In Malaysia, a cautious rollout
EDWIN YAPP, Contributing writer
KUALA LUMPUR -- Malaysia was among the first in Southeast Asia to introduce fourth-generation mobile technology when service plans appeared in January 2013.
But over a year later, coverage remains patchy and industry watchers say that telecommunications companies will continue to hold back investments until a sustainable business model emerges.
In fact, Malaysian telecom companies are being so cagey that since 4G licences were awarded in December 2012, only four out of the eight licence holders have launched the service.
Only Maxis, DiGi, Celcom and U Mobile, are offering 4G services, which are restricted to major urban areas.
Naveen Mishra, a telecom industry expert at consultancy Frost & Sullivan Asia Pacific, said LTE networks only cover 15% of Malaysia's population, compared with 80-90% coverage by 3G networks. This is unusual for a relatively mature market.
Malaysia is one of the most developed mobile telecom markets in the region. Mobile penetration stands at 143.6%, with half the population of 29 million having more than one phone, according to figures from the Malaysian Communications and Multimedia Commission. Nearly a third of the population are 3G subscribers, which is higher than the penetration rate in neighboring countries.
Industry players say operators are still unsure whether there is enough demand to justify heavy 4G investments now. They are also nervous about cannibalizing their 3G business.
There is no publicly available data on Malaysian 4G cellphone subscribers but industry experts estimate that they make up no more than 5-8%.
As of the end of 2013, the top mobile networks in Malaysia were Celcom, with 13.1 million subscribers, Maxis with 12.9 million and DiGi with 11 million. Even though 3G services were launched in the country around nine years ago, aggressive price cuts and promotions only started around three years ago due to tougher competition.
"When 3G was first launched, everyone went to town with their 3G marketing and promotions but that backfired," said an industry executive on condition of anonymity. The executive said the lack of apps back then meant that subscribers were disappointed by available services and complained about the lack of coverage.
That experience, said experts, taught operators not to be too aggressive with 4G rollouts. Instead, they have decided to take time working out service plans and applications that would help 4G become lucrative.
The MCMC, which hands out 4G licences, is not as patient. It has told operators to expand LTE services to cover at least 50% of the population by 2017. Operators who do not comply will have to pay unspecified fines.
But telcos continue to focus on 3G expansion. DiGi plans to spend the bulk of its 900 million ringgit ($282 million) in capital expense on expanding its 3G network this year. "We plan to expand 3G coverage, currently at 80%, to 86% of the population by the end of 2014," said COO Albern Murty.
U Mobile is spending just 100 million ringgit on its 4G infrastructure, compared with the two to three times more allocated to its 3G network this year. Similarly, Celcom is only planning to spend 20% of its 1 billion ringgit in capital expense on LTE this year.
Even Altel, a newcomer with no existing infrastructure, is only spending a conservative 1 billion ringgit over the next five years to build its future 4G network, even though the regulators had high hopes for it.
MCMC awarded the lion's share of available LTE spectrum to Altel's parent company Puncak Semangat, owned by Malaysian tycoon Syed Mokhtar, which had no experience in mobile telecom. But there is no launch date for Altel's LTE service yet.
An industry executive expects that investment on LTE per year would likely increase to 30-40% of total capital expense by 2015, when there are more LTE subscribers.

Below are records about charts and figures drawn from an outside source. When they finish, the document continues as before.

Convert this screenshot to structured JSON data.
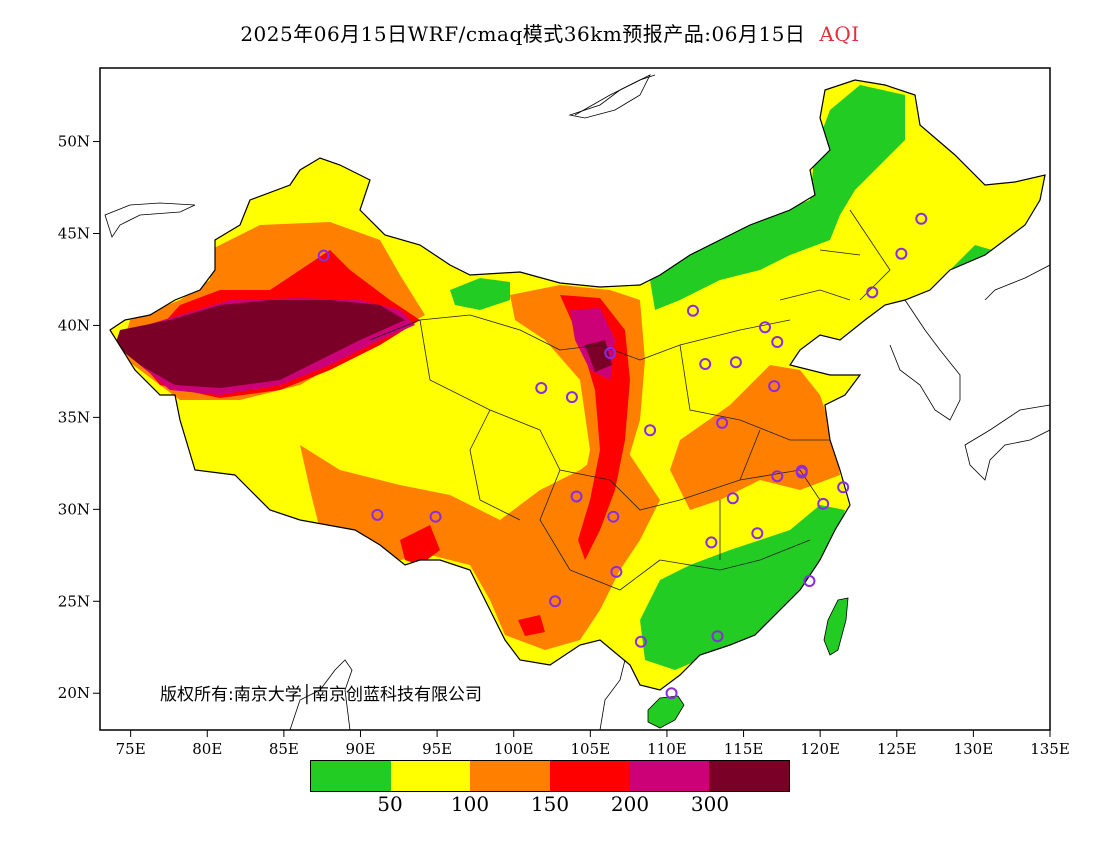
{
  "title": {
    "main": "2025年06月15日WRF/cmaq模式36km预报产品:06月15日",
    "variable": "AQI"
  },
  "credit": "版权所有:南京大学│南京创蓝科技有限公司",
  "axes": {
    "lat_labels": [
      "50N",
      "45N",
      "40N",
      "35N",
      "30N",
      "25N",
      "20N"
    ],
    "lon_labels": [
      "75E",
      "80E",
      "85E",
      "90E",
      "95E",
      "100E",
      "105E",
      "110E",
      "115E",
      "120E",
      "125E",
      "130E",
      "135E"
    ]
  },
  "legend": {
    "colors": [
      "#22cc22",
      "#ffff00",
      "#ff8000",
      "#ff0000",
      "#cc0077",
      "#7a0028"
    ],
    "labels": [
      "50",
      "100",
      "150",
      "200",
      "300"
    ]
  },
  "palette": {
    "good": "#22cc22",
    "moderate": "#ffff00",
    "sensitive": "#ff8000",
    "unhealthy": "#ff0000",
    "very_unhealthy": "#cc0077",
    "hazardous": "#7a0028",
    "station_marker": "#8a2be2"
  },
  "stations": [
    {
      "lon": 87.6,
      "lat": 43.8
    },
    {
      "lon": 91.1,
      "lat": 29.7
    },
    {
      "lon": 94.9,
      "lat": 29.6
    },
    {
      "lon": 101.8,
      "lat": 36.6
    },
    {
      "lon": 103.8,
      "lat": 36.1
    },
    {
      "lon": 104.1,
      "lat": 30.7
    },
    {
      "lon": 106.5,
      "lat": 29.6
    },
    {
      "lon": 106.7,
      "lat": 26.6
    },
    {
      "lon": 102.7,
      "lat": 25.0
    },
    {
      "lon": 108.3,
      "lat": 22.8
    },
    {
      "lon": 110.3,
      "lat": 20.0
    },
    {
      "lon": 113.3,
      "lat": 23.1
    },
    {
      "lon": 119.3,
      "lat": 26.1
    },
    {
      "lon": 120.2,
      "lat": 30.3
    },
    {
      "lon": 121.5,
      "lat": 31.2
    },
    {
      "lon": 118.8,
      "lat": 32.1
    },
    {
      "lon": 117.2,
      "lat": 31.8
    },
    {
      "lon": 114.3,
      "lat": 30.6
    },
    {
      "lon": 112.9,
      "lat": 28.2
    },
    {
      "lon": 115.9,
      "lat": 28.7
    },
    {
      "lon": 113.6,
      "lat": 34.7
    },
    {
      "lon": 108.9,
      "lat": 34.3
    },
    {
      "lon": 112.5,
      "lat": 37.9
    },
    {
      "lon": 114.5,
      "lat": 38.0
    },
    {
      "lon": 117.0,
      "lat": 36.7
    },
    {
      "lon": 116.4,
      "lat": 39.9
    },
    {
      "lon": 117.2,
      "lat": 39.1
    },
    {
      "lon": 111.7,
      "lat": 40.8
    },
    {
      "lon": 106.3,
      "lat": 38.5
    },
    {
      "lon": 123.4,
      "lat": 41.8
    },
    {
      "lon": 125.3,
      "lat": 43.9
    },
    {
      "lon": 126.6,
      "lat": 45.8
    },
    {
      "lon": 118.8,
      "lat": 32.0
    }
  ]
}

With internet apps such as WhatsApp causing a sharp decline in voice and SMS traffic and revenues, Mishra said operators should make use of LTE to offer high-speed, interactive apps that would suffer from latency on slower connections.
But Jeffrey Tan, head of regional telecommunications at Malaysia's RHB Research Institute, said LTE is not expected to be a game changer any time soon.
Strangely, there is little difference today between LTE and 3G pricing tariffs in Malaysia. Standard plans for smartphone users range from 38 ringgit to 150 ringgit for both.
To be able to better monetize LTE services, there would have to be a shift towards pricing based on quality of service and away from a flat-rate model, Tan said, but operators have yet to figure this out.